Before I start, let me disclose that I don't know a lot about the details of infrastructure projects or your file format, but I think the general considerations are fairly universal.
There are a number of considerations when providing your digital model to a contractor, and in my work I have decided to offer them my model in some situations, but not in others. Here are the main factors:
Linear Time. By providing a model, you can probably save the project significant linear time by reducing the amount of work the contractor needs to in order to prepare their shop drawings, allowing the work to start and finish sooner. This is probably the most compelling reason to provide the model. It's worth noting that in some industries where file formats and workflows aren't well standardized, sometimes this efficiency can't actually be realized as things have to be re-drawn or re-modeled anyway for the target platform.
Risk. If there is a discrepancy between the model and your drawing, there should be language that instructs the contractor to follow the drawing. However, you have no control over how the contractor uses your model, and they may uncover an error in the model that you never noticed or didn't care about because it is never shown in the drawings. Depending on the contract language, these errors could expose you and your employer to additional liability.
Proprietary information. By giving the contractor your design as a complete model, rather than just output drawings, you make it much easier for them to copy designs you may have developed over multiple projects and re-appropriate them on other jobs. While a well-written contract will make that clearly illegal, it's very hard to translate that into recovering financial losses. In addition, any custom objects (blocks, toolsets, plug-ins, etc.) you have created for the software may be transmitted. Again, this kind of intellectual property is hard to control once it is out in the world.
Costs. Unless someone made a major mistake, the contractor should have bid the job assuming they had to work off of your drawings (the contract documents) and do or redo any ancillary work required to develop their shop drawings and fabricate/build the job. Likewise, your contract was just to produce the drawings, and the model is simply a tool you used.
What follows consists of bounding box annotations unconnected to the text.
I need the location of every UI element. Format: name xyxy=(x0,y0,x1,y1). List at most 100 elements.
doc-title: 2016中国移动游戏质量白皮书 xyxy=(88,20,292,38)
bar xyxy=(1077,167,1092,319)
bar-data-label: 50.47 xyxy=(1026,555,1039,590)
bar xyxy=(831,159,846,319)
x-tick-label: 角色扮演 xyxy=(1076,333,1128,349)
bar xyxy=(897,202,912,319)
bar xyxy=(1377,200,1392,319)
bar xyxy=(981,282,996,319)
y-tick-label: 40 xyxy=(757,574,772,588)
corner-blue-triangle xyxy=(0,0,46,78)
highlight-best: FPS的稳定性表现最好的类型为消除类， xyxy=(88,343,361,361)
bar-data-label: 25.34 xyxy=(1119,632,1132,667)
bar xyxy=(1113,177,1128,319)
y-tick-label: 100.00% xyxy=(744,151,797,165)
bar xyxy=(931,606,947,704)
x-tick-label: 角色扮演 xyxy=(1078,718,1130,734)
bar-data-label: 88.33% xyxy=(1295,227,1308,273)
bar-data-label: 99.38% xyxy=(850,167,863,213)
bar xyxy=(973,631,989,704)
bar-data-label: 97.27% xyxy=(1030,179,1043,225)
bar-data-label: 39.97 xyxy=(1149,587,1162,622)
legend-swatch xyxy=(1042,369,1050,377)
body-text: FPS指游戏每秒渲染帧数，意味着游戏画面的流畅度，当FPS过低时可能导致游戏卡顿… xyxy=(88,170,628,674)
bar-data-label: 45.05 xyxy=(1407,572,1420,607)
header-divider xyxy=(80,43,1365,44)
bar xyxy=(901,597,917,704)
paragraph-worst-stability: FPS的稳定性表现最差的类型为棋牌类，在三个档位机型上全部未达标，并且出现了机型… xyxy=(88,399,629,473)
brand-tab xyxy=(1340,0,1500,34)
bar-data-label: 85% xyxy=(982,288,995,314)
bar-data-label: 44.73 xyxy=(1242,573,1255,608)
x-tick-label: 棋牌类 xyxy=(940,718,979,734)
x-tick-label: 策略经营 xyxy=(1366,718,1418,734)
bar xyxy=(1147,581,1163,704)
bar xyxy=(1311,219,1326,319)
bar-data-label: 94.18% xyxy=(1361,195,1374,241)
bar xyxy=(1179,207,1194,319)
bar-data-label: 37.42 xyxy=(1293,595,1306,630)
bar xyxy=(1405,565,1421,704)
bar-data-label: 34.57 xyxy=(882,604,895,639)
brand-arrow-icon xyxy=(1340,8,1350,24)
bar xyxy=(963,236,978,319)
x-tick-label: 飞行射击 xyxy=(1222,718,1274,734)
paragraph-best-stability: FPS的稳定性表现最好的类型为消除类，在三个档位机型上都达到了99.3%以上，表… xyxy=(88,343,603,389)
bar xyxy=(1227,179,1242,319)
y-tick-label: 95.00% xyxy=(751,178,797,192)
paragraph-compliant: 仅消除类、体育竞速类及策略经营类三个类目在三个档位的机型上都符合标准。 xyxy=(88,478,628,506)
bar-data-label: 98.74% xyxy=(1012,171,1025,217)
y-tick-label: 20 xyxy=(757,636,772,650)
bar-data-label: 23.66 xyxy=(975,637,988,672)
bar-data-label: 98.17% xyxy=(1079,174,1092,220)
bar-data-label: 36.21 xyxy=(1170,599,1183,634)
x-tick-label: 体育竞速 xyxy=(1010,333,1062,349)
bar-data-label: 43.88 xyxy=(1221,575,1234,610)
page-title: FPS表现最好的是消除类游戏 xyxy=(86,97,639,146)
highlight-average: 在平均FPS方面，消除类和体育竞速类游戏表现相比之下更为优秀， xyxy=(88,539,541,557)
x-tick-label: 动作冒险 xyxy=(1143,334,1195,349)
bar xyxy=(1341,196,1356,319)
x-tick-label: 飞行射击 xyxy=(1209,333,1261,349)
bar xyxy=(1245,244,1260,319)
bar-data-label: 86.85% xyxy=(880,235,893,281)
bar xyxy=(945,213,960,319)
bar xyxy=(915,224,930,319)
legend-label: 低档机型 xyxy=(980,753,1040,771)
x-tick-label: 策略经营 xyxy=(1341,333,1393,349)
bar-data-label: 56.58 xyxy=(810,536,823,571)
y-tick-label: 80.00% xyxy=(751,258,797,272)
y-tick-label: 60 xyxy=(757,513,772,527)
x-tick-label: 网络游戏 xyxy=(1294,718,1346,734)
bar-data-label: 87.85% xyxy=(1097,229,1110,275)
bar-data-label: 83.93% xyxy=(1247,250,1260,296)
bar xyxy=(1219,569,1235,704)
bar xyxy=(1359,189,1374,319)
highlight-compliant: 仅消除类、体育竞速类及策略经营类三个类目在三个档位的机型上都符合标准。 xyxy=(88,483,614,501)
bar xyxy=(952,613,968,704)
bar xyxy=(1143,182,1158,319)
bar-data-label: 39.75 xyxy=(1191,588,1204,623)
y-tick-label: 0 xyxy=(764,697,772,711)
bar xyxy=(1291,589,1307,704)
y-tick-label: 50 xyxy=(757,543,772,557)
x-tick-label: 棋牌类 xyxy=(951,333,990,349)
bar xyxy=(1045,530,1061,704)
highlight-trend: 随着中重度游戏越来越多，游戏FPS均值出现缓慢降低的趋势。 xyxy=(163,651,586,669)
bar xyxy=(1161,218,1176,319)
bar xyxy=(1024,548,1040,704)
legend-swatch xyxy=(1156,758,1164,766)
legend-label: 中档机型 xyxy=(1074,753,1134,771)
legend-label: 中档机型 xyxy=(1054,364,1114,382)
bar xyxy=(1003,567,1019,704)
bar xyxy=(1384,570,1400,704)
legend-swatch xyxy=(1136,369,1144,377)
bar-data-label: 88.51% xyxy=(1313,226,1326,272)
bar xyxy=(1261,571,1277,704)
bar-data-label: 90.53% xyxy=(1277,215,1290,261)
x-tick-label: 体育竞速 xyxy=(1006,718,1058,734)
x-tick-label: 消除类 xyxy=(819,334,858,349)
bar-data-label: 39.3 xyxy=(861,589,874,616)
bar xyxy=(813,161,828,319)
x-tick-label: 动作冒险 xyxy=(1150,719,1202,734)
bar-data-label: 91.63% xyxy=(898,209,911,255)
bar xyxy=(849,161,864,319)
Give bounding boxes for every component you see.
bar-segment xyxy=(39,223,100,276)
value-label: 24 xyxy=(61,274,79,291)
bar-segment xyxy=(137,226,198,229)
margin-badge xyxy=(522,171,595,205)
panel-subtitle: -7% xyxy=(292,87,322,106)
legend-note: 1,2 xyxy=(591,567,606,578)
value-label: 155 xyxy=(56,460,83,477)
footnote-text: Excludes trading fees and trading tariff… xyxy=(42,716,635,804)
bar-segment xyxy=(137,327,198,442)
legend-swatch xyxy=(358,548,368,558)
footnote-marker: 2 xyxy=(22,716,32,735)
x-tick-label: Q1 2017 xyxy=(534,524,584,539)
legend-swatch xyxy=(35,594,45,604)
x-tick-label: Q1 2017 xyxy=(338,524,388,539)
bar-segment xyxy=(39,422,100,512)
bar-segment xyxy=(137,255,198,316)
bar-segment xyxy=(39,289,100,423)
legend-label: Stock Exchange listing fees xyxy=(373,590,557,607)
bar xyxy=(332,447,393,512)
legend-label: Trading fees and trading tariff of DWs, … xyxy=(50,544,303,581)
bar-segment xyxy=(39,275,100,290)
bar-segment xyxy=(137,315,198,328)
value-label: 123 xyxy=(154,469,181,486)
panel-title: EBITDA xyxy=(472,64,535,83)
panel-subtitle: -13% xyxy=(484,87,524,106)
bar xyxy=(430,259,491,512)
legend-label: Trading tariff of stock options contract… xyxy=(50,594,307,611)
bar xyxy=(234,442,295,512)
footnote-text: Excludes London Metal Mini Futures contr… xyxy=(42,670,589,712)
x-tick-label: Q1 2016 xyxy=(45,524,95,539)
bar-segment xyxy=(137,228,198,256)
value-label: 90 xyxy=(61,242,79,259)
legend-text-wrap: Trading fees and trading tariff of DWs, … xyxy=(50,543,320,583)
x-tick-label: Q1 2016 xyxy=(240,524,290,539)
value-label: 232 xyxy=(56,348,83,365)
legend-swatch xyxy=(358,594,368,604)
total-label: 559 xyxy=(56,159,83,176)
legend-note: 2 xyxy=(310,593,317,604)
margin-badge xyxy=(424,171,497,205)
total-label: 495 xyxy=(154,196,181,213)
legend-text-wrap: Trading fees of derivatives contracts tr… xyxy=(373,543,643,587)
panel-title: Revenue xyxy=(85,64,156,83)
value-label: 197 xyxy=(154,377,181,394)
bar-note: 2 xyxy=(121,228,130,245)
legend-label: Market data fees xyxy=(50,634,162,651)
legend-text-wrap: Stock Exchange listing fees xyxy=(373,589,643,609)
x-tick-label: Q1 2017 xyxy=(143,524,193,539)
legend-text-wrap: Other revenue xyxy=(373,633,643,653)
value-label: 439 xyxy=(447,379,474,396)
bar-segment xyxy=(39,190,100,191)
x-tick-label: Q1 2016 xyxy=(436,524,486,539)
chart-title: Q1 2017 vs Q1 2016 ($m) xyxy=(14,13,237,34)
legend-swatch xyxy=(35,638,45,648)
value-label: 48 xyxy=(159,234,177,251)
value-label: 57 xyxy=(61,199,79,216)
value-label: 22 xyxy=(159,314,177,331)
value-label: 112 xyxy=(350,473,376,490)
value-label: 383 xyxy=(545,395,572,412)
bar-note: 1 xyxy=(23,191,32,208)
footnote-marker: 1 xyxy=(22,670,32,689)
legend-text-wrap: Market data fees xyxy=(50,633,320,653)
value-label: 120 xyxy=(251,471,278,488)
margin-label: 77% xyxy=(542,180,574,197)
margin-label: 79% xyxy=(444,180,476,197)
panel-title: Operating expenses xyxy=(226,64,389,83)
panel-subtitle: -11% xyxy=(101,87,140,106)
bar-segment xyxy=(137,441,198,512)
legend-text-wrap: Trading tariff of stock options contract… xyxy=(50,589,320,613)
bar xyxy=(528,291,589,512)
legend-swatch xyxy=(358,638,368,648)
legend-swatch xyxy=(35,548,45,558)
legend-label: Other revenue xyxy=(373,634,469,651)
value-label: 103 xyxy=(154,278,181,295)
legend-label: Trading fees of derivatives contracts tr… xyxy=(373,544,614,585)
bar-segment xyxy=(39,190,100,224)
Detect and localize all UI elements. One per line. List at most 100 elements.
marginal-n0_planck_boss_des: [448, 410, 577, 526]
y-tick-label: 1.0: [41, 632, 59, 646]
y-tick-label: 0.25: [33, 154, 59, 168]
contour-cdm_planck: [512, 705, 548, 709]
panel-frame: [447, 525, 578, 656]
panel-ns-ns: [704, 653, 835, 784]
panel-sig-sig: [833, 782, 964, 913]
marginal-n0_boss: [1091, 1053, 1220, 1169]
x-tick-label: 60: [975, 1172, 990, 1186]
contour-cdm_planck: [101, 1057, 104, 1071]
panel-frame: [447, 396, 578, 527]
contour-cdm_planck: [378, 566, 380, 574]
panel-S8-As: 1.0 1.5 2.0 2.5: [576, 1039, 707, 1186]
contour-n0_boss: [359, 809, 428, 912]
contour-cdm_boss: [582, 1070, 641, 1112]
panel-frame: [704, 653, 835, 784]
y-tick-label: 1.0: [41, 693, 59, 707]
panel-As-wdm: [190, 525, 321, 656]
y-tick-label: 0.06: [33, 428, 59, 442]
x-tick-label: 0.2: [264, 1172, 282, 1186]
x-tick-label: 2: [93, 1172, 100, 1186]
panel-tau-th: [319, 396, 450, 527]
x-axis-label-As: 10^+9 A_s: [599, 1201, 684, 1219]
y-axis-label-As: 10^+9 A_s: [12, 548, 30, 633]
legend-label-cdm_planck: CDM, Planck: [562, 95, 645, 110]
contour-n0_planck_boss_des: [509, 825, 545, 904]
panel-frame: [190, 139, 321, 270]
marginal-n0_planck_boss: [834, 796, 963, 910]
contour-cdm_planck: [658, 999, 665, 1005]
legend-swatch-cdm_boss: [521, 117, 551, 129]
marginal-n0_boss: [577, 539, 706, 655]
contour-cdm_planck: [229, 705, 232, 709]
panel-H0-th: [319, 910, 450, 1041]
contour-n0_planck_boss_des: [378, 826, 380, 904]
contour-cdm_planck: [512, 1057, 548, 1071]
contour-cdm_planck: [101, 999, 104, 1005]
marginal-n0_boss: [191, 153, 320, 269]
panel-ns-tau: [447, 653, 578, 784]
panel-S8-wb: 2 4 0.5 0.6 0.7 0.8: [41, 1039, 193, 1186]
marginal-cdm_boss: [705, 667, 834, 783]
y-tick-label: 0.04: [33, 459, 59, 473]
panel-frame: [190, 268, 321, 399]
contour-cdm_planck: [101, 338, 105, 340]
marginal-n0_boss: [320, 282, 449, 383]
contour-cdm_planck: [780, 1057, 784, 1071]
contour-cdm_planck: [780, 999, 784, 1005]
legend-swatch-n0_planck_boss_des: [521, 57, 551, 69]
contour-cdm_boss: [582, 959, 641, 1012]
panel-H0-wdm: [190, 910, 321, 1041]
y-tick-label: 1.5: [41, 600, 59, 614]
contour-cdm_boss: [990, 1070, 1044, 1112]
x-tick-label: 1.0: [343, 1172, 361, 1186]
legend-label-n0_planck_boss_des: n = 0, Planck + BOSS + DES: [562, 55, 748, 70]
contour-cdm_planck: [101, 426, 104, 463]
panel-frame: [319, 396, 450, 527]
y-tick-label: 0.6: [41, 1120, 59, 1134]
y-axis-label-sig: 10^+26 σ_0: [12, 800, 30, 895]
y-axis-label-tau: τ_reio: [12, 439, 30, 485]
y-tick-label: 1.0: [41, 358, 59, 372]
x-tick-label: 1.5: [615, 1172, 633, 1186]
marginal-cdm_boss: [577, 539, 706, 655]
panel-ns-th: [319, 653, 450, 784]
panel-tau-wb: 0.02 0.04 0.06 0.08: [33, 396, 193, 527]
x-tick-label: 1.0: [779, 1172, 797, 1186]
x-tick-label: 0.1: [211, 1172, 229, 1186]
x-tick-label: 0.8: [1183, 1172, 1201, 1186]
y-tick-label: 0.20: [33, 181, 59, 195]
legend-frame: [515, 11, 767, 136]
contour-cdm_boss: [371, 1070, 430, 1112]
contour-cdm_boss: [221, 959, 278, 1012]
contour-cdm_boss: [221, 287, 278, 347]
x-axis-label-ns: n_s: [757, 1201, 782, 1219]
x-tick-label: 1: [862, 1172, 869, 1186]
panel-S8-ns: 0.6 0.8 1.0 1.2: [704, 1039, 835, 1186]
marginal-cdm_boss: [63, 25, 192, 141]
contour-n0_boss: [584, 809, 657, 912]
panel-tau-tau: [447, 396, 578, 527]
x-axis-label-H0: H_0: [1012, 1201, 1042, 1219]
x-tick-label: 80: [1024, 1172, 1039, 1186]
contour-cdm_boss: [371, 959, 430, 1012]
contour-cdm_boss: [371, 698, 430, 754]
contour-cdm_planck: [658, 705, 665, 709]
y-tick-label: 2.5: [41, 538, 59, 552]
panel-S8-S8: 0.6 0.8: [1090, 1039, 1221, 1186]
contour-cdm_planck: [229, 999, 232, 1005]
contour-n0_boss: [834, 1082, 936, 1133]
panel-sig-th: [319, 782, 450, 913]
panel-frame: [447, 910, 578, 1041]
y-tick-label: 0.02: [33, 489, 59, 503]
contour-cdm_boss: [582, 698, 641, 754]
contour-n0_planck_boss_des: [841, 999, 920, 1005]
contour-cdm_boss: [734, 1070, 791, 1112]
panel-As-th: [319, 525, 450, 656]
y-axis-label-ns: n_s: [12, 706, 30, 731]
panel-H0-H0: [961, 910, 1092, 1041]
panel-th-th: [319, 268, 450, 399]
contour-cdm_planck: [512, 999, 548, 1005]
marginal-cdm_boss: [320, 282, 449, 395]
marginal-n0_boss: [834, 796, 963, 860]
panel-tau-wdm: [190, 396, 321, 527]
You may have created a model that is good enough for your drawings, but making it good enough to build off of would cost you money. For the added quality expectation, and the added risk, it would not be unreasonable to charge a fee for providing the model. Even if your model is perfect, the contractor may have questions about some part of it, or ask you to convert it to another format, or otherwise have modest requests that mean you need to devote time to the project that you didn't bid on.
By way of example for the discrepancy issues, when making a drawing for a machined part, I might not draw every feature to scale in my model out of laziness. While this is a bad practice, if I override the dimension and the output drawing clearly conveys the correct information, I have met my contract requirement in the design/engineering role. However, if I then provide the model, and the machine shop doesn't check the written dimension, the piece would be fabricated wrong. Each party will feel confident that this is the other party's fault. If I had never provided two redundant sources of information, blame would have been much easier to assign. This is the same reason that traditionally, we don't dimension segments as well as the whole that they add up to. We try to avoid opportunities for information we provide to be internally inconsistent.
It's obviously not directly applicable to your project, but here in the US, the AISC Code of Standard Practice (AISC 303-10) answers contract questions like these for steel projects when they aren't clearly addressed by a specific contract. See section 4.3 for the details, but the general points are:
- The contractor can only use the model with permission of the engineer, and only for the one job (not to extrapolate to future jobs)
- The contractor has to acknowledge that the model is not a contract document (with an exception for projects where the original engineering deliverable was a digital model in lieu of drawings) and is superseded by information on the drawings.
- The contractor is still responsible for verifying all information
- The contractor has to remove information not relevant to their scope of work.
- (In the commentary:) The engineer may choose to charge the contractor a fee for use of the model, without selling the intellectual property rights to the contractor.
In the end, the decision is very job specific. On a fast job with a team that has good existing relationships, it may be worth it to provide the model for free as a good will gesture. On very large projects with lots of locked up risk, it might be wise to only provide what you are contracted to. There may exist a middle ground where providing your model is an option, but only for a price.